What are the implications for global asset allocation and stock selection ?

Both in absolute terms and relative to equities, most bond markets (notably the Anglo-Saxon) are ridiculously overvalued. Since the risk-free rate has now become the return-free risk, cash now looks like the superior asset class diversifier.

As regards stock markets, price is what you pay, and value (or lack thereof) is what you get. On any fair analysis, the US market in particular is a fly in search of a windscreen. Using Professor Robert Shiller’s cyclically adjusted price / earnings ratio for the broad US stock market, shown below, US stocks have only been more expensive than they are today on two occasions in the past 130 years: in 1929, and in 2000. The peak-to-trough fall for the Dow Jones Industrial Average from 1929 equated to 89%. The peak-to-trough fall for the Dow from 2000 equated to “just” 38%. Time will tell just how disappointing (both by scale and by duration) the coming years will be for US equity market bulls.

But we’re not interested in markets per se – we’re interested in value opportunities incorporating a margin of safety. If the geographic allocations within Greg Fisher’s Asian Prosperity Fund are any guide, those value opportunities are currently most numerous in Japan and Vietnam. In the fund’s latest report he writes:

“Interestingly, and despite China’s continued underperformance, the Asian markets in aggregate have done better at this stage in 2014 than last year, while other global markets have fared less well. In our view the reason is simple – a combination of more attractive valuations than western markets, especially the US, but also, compared with 12-18 months ago, recognisably poor investor sentiment and consequently under-positioning in Asia, leading to the chance of positive surprises.”

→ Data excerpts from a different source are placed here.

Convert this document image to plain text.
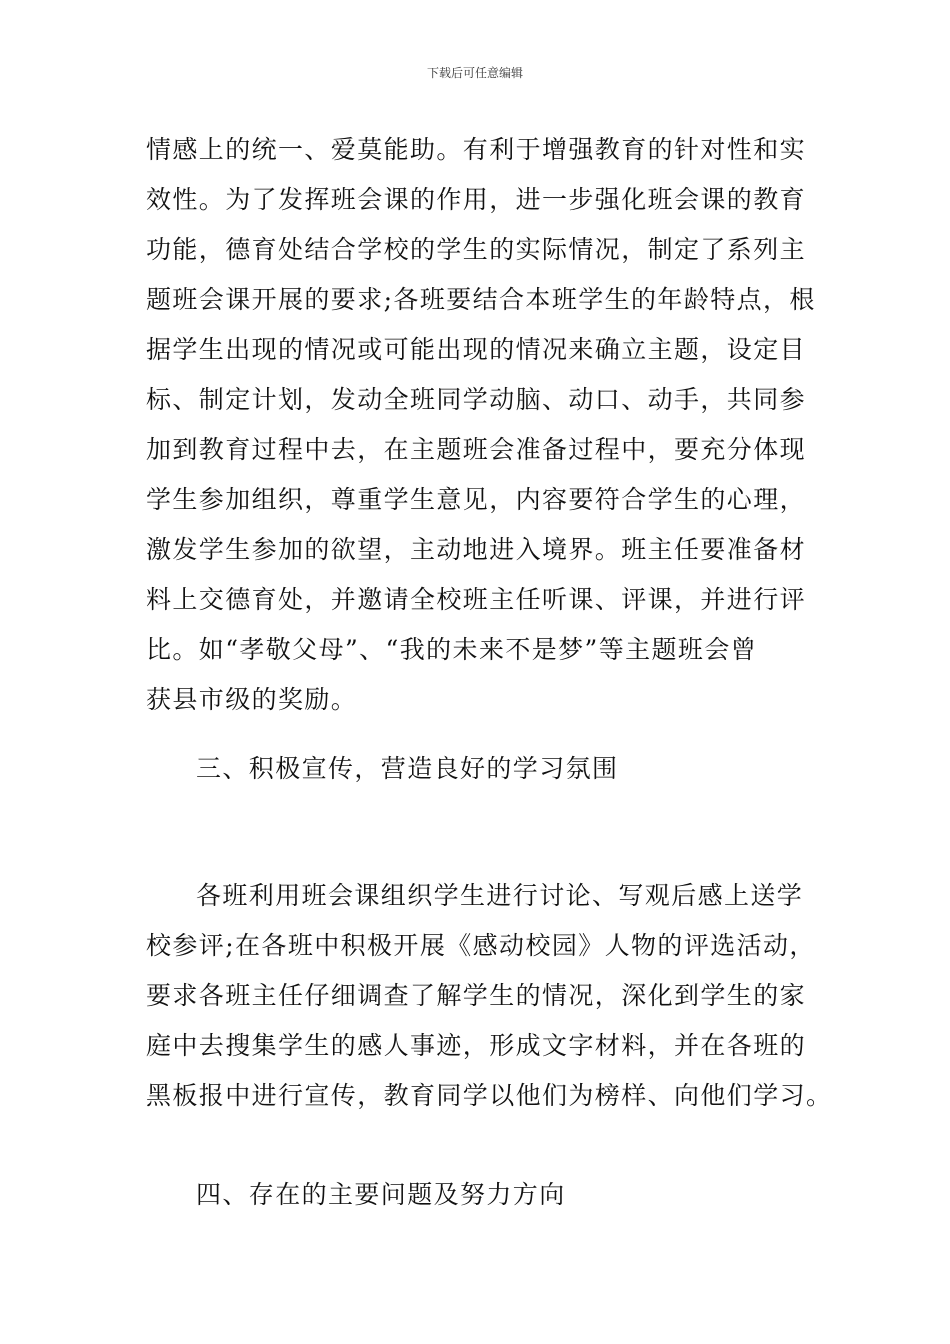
下载后可任意编辑
情感上的统一、爱莫能助。有利于增强教育的针对性和实
效性。为了发挥班会课的作用，进一步强化班会课的教育
功能，德育处结合学校的学生的实际情况，制定了系列主
题班会课开展的要求;各班要结合本班学生的年龄特点，根
据学生出现的情况或可能出现的情况来确立主题，设定目
标、制定计划，发动全班同学动脑、动口、动手，共同参
加到教育过程中去，在主题班会准备过程中，要充分体现
学生参加组织，尊重学生意见，内容要符合学生的心理，
激发学生参加的欲望，主动地进入境界。班主任要准备材
料上交德育处，并邀请全校班主任听课、评课，并进行评
比。如“孝敬父母”、“我的未来不是梦”等主题班会曾
获县市级的奖励。
三、积极宣传，营造良好的学习氛围
各班利用班会课组织学生进行讨论、写观后感上送学
校参评;在各班中积极开展《感动校园》人物的评选活动，
要求各班主任仔细调查了解学生的情况，深化到学生的家
庭中去搜集学生的感人事迹，形成文字材料，并在各班的
黑板报中进行宣传，教育同学以他们为榜样、向他们学习。
四、存在的主要问题及努力方向
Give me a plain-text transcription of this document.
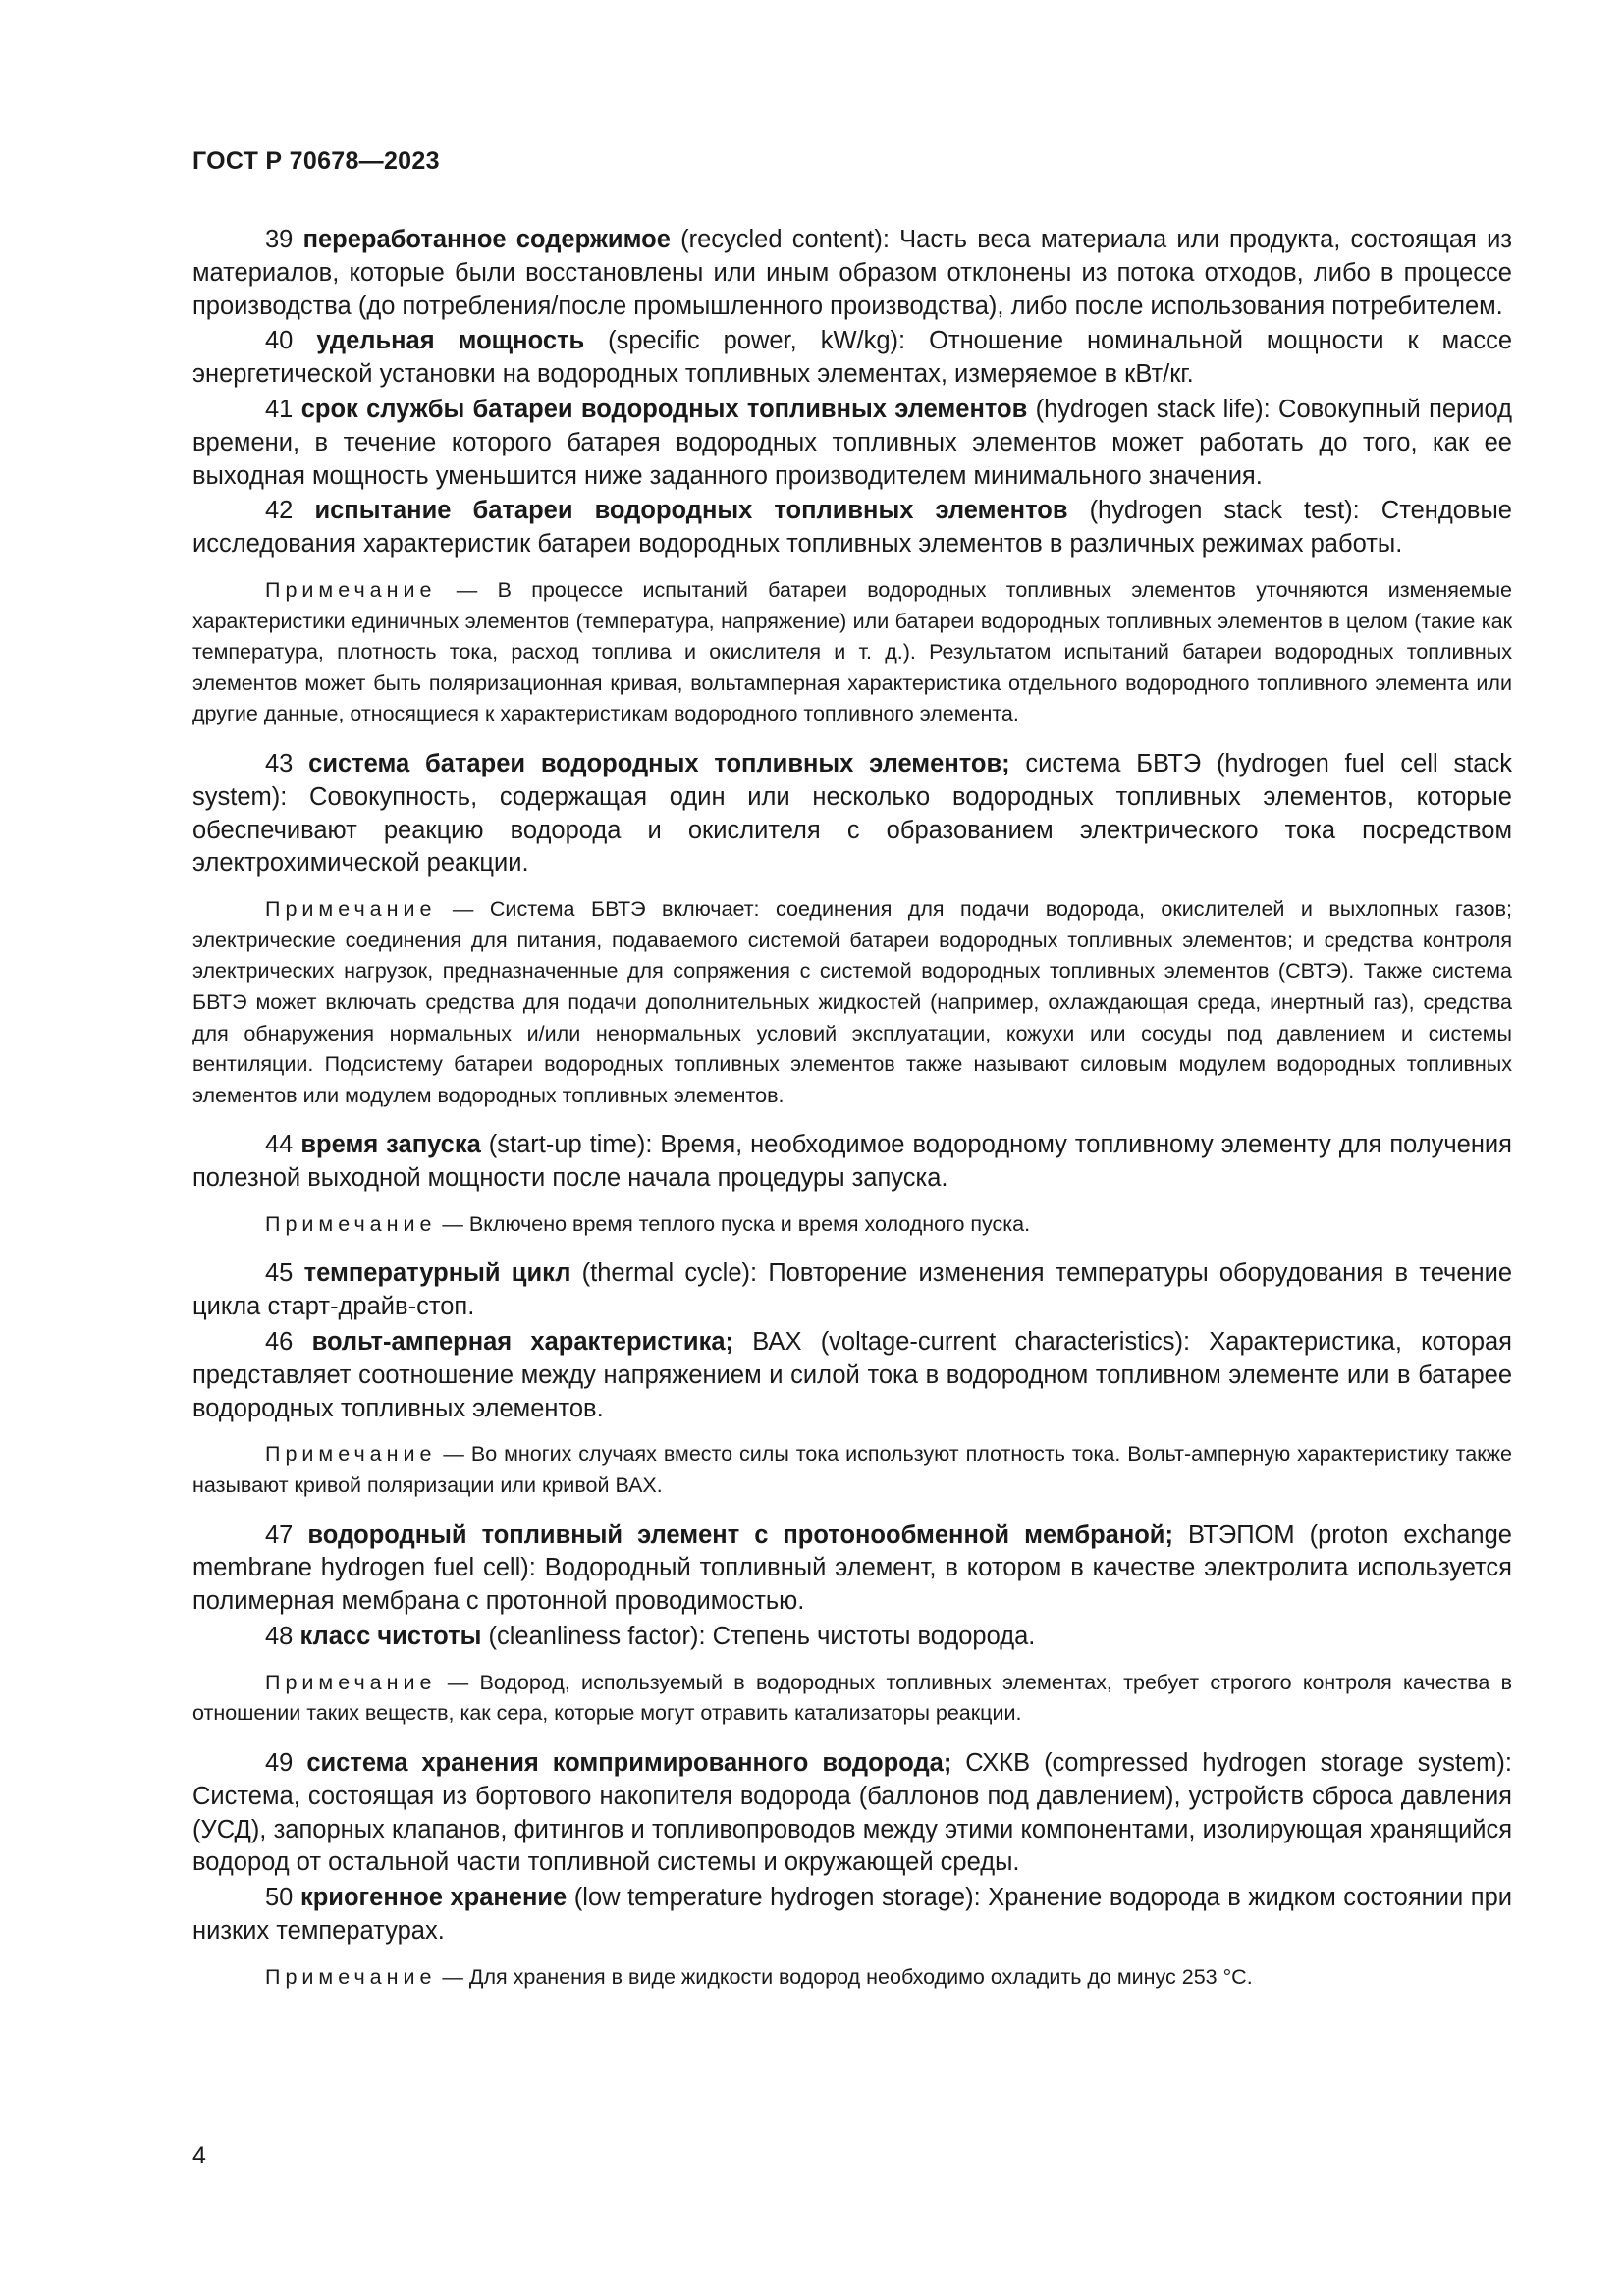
ГОСТ Р 70678—2023

39 переработанное содержимое (recycled content): Часть веса материала или продукта, состоящая из материалов, которые были восстановлены или иным образом отклонены из потока отходов, либо в процессе производства (до потребления/после промышленного производства), либо после использования потребителем.

40 удельная мощность (specific power, kW/kg): Отношение номинальной мощности к массе энергетической установки на водородных топливных элементах, измеряемое в кВт/кг.

41 срок службы батареи водородных топливных элементов (hydrogen stack life): Совокупный период времени, в течение которого батарея водородных топливных элементов может работать до того, как ее выходная мощность уменьшится ниже заданного производителем минимального значения.

42 испытание батареи водородных топливных элементов (hydrogen stack test): Стендовые исследования характеристик батареи водородных топливных элементов в различных режимах работы.

Примечание — В процессе испытаний батареи водородных топливных элементов уточняются изменяемые характеристики единичных элементов (температура, напряжение) или батареи водородных топливных элементов в целом (такие как температура, плотность тока, расход топлива и окислителя и т. д.). Результатом испытаний батареи водородных топливных элементов может быть поляризационная кривая, вольтамперная характеристика отдельного водородного топливного элемента или другие данные, относящиеся к характеристикам водородного топливного элемента.

43 система батареи водородных топливных элементов; система БВТЭ (hydrogen fuel cell stack system): Совокупность, содержащая один или несколько водородных топливных элементов, которые обеспечивают реакцию водорода и окислителя с образованием электрического тока посредством электрохимической реакции.

Примечание — Система БВТЭ включает: соединения для подачи водорода, окислителей и выхлопных газов; электрические соединения для питания, подаваемого системой батареи водородных топливных элементов; и средства контроля электрических нагрузок, предназначенные для сопряжения с системой водородных топливных элементов (СВТЭ). Также система БВТЭ может включать средства для подачи дополнительных жидкостей (например, охлаждающая среда, инертный газ), средства для обнаружения нормальных и/или ненормальных условий эксплуатации, кожухи или сосуды под давлением и системы вентиляции. Подсистему батареи водородных топливных элементов также называют силовым модулем водородных топливных элементов или модулем водородных топливных элементов.

44 время запуска (start-up time): Время, необходимое водородному топливному элементу для получения полезной выходной мощности после начала процедуры запуска.

Примечание — Включено время теплого пуска и время холодного пуска.

45 температурный цикл (thermal cycle): Повторение изменения температуры оборудования в течение цикла старт-драйв-стоп.

46 вольт-амперная характеристика; ВАХ (voltage-current characteristics): Характеристика, которая представляет соотношение между напряжением и силой тока в водородном топливном элементе или в батарее водородных топливных элементов.

Примечание — Во многих случаях вместо силы тока используют плотность тока. Вольт-амперную характеристику также называют кривой поляризации или кривой ВАХ.

47 водородный топливный элемент с протонообменной мембраной; ВТЭПОМ (proton exchange membrane hydrogen fuel cell): Водородный топливный элемент, в котором в качестве электролита используется полимерная мембрана с протонной проводимостью.

48 класс чистоты (cleanliness factor): Степень чистоты водорода.

Примечание — Водород, используемый в водородных топливных элементах, требует строгого контроля качества в отношении таких веществ, как сера, которые могут отравить катализаторы реакции.

49 система хранения компримированного водорода; СХКВ (compressed hydrogen storage system): Система, состоящая из бортового накопителя водорода (баллонов под давлением), устройств сброса давления (УСД), запорных клапанов, фитингов и топливопроводов между этими компонентами, изолирующая хранящийся водород от остальной части топливной системы и окружающей среды.

50 криогенное хранение (low temperature hydrogen storage): Хранение водорода в жидком состоянии при низких температурах.

Примечание — Для хранения в виде жидкости водород необходимо охладить до минус 253 °С.

4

Cylically adjusted price / earnings ratio for the S&P 500 Index

Cyclically Adjusted PE Ratios

Source: www.econ.yale.edu/~shiller/data/ie_data.xls

The Asian Prosperity Fund is practically a poster child for the opportunity inherent in global, unconstrained, Ben Graham-style value investing. Its average price / earnings ratio stands at 9x (versus 18x for the FTSE 100 and 17x for the S&P 500); its price / book ratio stands at just one; historic return on equity is an attractive 15%; average dividend yield stands at 4.2%. And this from a region where long-term economic growth seems entirely plausible rather than a delusional fantasy.

Vice Admiral Stockdale was unequivocal: while we need to confront the “brutal facts” of the marketplace, we also need to keep faith that we will prevail. To us, that boils down to avoiding conspicuous overvaluation (in most bond markets, for example, and a significant portion of the developed equity markets) and embracing equally conspicuous value – where poor sentiment is likely to intensify subsequent returns. In this uniquely oppressive financial environment, with the skies darkening with the prospect of a turn in the interest rate cycle, we think optimism could be fatal. Or as Warren Buffett once observed,

“You pay a very high price in the stock market for a cheery consensus.”